LOS ANGELES, Aug 17 (Reuters) – The committee representing U.S. freight railroads in negotiations with their unions said on Wednesday that President Joe Biden’s emergency board settlement recommendations represented “the most significant wage increases important for decades”, but that they are ready to reach agreements based on the results.
The National Carriers Conference Committee (NCCC), which represents railroads including Union Pacific, BNSF and Berkshire Hathaway-owned CSX, has been in contract talks with unions representing 115,000 workers for more than two years. Biden’s Emergency Presidential Board (PEB) released its findings to interested parties on Tuesday.

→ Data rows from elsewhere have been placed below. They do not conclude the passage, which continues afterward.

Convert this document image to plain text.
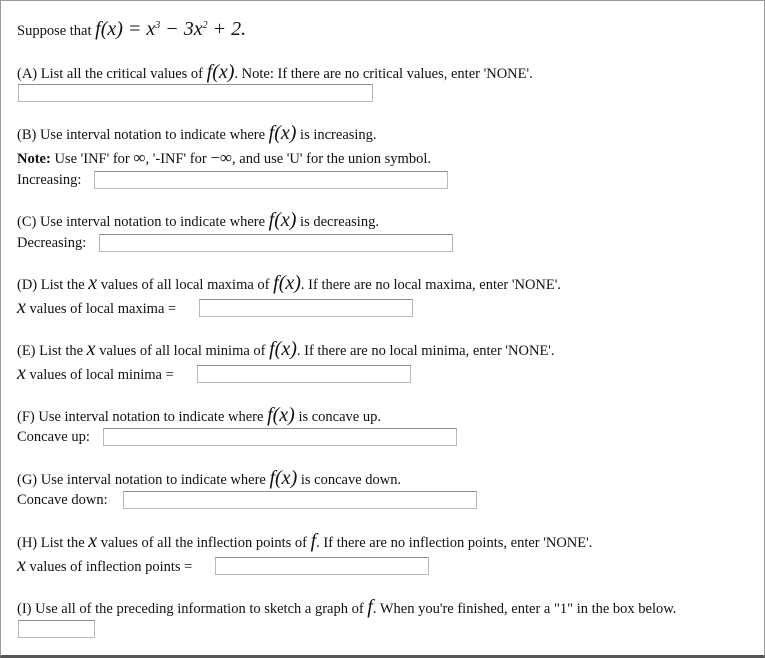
Suppose that $f(x) = x^3 - 3x^2 + 2$.
(A) List all the critical values of f(x). Note: If there are no critical values, enter 'NONE'.
(B) Use interval notation to indicate where f(x) is increasing.
Note: Use 'INF' for ∞, '-INF' for −∞, and use 'U' for the union symbol.
Increasing:
(C) Use interval notation to indicate where f(x) is decreasing.
Decreasing:
(D) List the x values of all local maxima of f(x). If there are no local maxima, enter 'NONE'.
x values of local maxima =
(E) List the x values of all local minima of f(x). If there are no local minima, enter 'NONE'.
x values of local minima =
(F) Use interval notation to indicate where f(x) is concave up.
Concave up:
(G) Use interval notation to indicate where f(x) is concave down.
Concave down:
(H) List the x values of all the inflection points of f. If there are no inflection points, enter 'NONE'.
x values of inflection points =
(I) Use all of the preceding information to sketch a graph of f. When you're finished, enter a "1" in the box below.
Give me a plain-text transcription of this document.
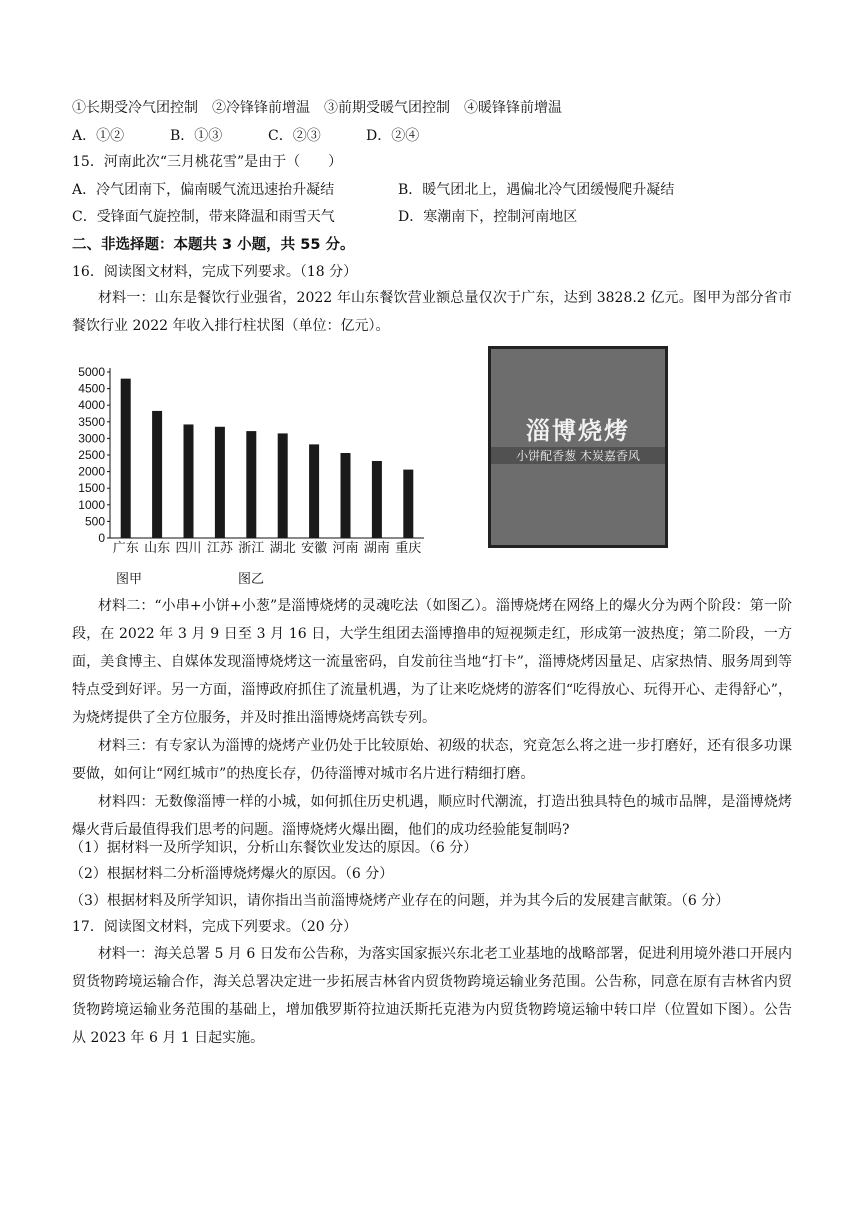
①长期受冷气团控制　②冷锋锋前增温　③前期受暖气团控制　④暖锋锋前增温
A．①②	B．①③	C．②③	D．②④
15．河南此次“三月桃花雪”是由于（　　）
A．冷气团南下，偏南暖气流迅速抬升凝结	B．暖气团北上，遇偏北冷气团缓慢爬升凝结
C．受锋面气旋控制，带来降温和雨雪天气	D．寒潮南下，控制河南地区
二、非选择题：本题共 3 小题，共 55 分。
16．阅读图文材料，完成下列要求。（18 分）
材料一：山东是餐饮行业强省，2022 年山东餐饮营业额总量仅次于广东，达到 3828.2 亿元。图甲为部分省市餐饮行业 2022 年收入排行柱状图（单位：亿元）。
0
500
1000
1500
2000
2500
3000
3500
4000
4500
5000
广东 山东 四川 江苏 浙江 湖北 安徽 河南 湖南 重庆
淄博烧烤
小饼配香葱 木炭嘉香风
图甲	图乙
材料二：“小串+小饼+小葱”是淄博烧烤的灵魂吃法（如图乙）。淄博烧烤在网络上的爆火分为两个阶段：第一阶段，在 2022 年 3 月 9 日至 3 月 16 日，大学生组团去淄博撸串的短视频走红，形成第一波热度；第二阶段，一方面，美食博主、自媒体发现淄博烧烤这一流量密码，自发前往当地“打卡”，淄博烧烤因量足、店家热情、服务周到等特点受到好评。另一方面，淄博政府抓住了流量机遇，为了让来吃烧烤的游客们“吃得放心、玩得开心、走得舒心”，为烧烤提供了全方位服务，并及时推出淄博烧烤高铁专列。
材料三：有专家认为淄博的烧烤产业仍处于比较原始、初级的状态，究竟怎么将之进一步打磨好，还有很多功课要做，如何让“网红城市”的热度长存，仍待淄博对城市名片进行精细打磨。
材料四：无数像淄博一样的小城，如何抓住历史机遇，顺应时代潮流，打造出独具特色的城市品牌，是淄博烧烤爆火背后最值得我们思考的问题。淄博烧烤火爆出圈，他们的成功经验能复制吗?
（1）据材料一及所学知识，分析山东餐饮业发达的原因。（6 分）
（2）根据材料二分析淄博烧烤爆火的原因。（6 分）
（3）根据材料及所学知识，请你指出当前淄博烧烤产业存在的问题，并为其今后的发展建言献策。（6 分）
17．阅读图文材料，完成下列要求。（20 分）
材料一：海关总署 5 月 6 日发布公告称，为落实国家振兴东北老工业基地的战略部署，促进利用境外港口开展内贸货物跨境运输合作，海关总署决定进一步拓展吉林省内贸货物跨境运输业务范围。公告称，同意在原有吉林省内贸货物跨境运输业务范围的基础上，增加俄罗斯符拉迪沃斯托克港为内贸货物跨境运输中转口岸（位置如下图）。公告从 2023 年 6 月 1 日起实施。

“The railways are ready to meet with railway unions and reach agreements based on the PEB report without delay,” the NCCC said.
Although the board’s recommended wage terms greatly exceed those offered by carriers in this round, the NCCC said “it is in the interest of all stakeholders – including customers, employees and the public – that the railways and railway trade union organizations address this issue, challenge and prevent service disruptions.”
The NCCC said the council’s recommendation would increase wages by 24% over the five-year period from 2020 to 2024, with a 14.1% wage increase taking effect immediately.
The recommendations also include five annual lump sum payments of $1,000, adjustments to health care premiums and limited changes to work rules. A portion of the wage increases and lump sum payments would be retroactive, translating to more than $11,000 on average in immediate payments to employees.
If implemented, the average salary of railroad workers would reach about $110,000 a year by the end of the agreement. Factoring in health care, retirement and other benefits, total employee compensation would average over $150,000 per year.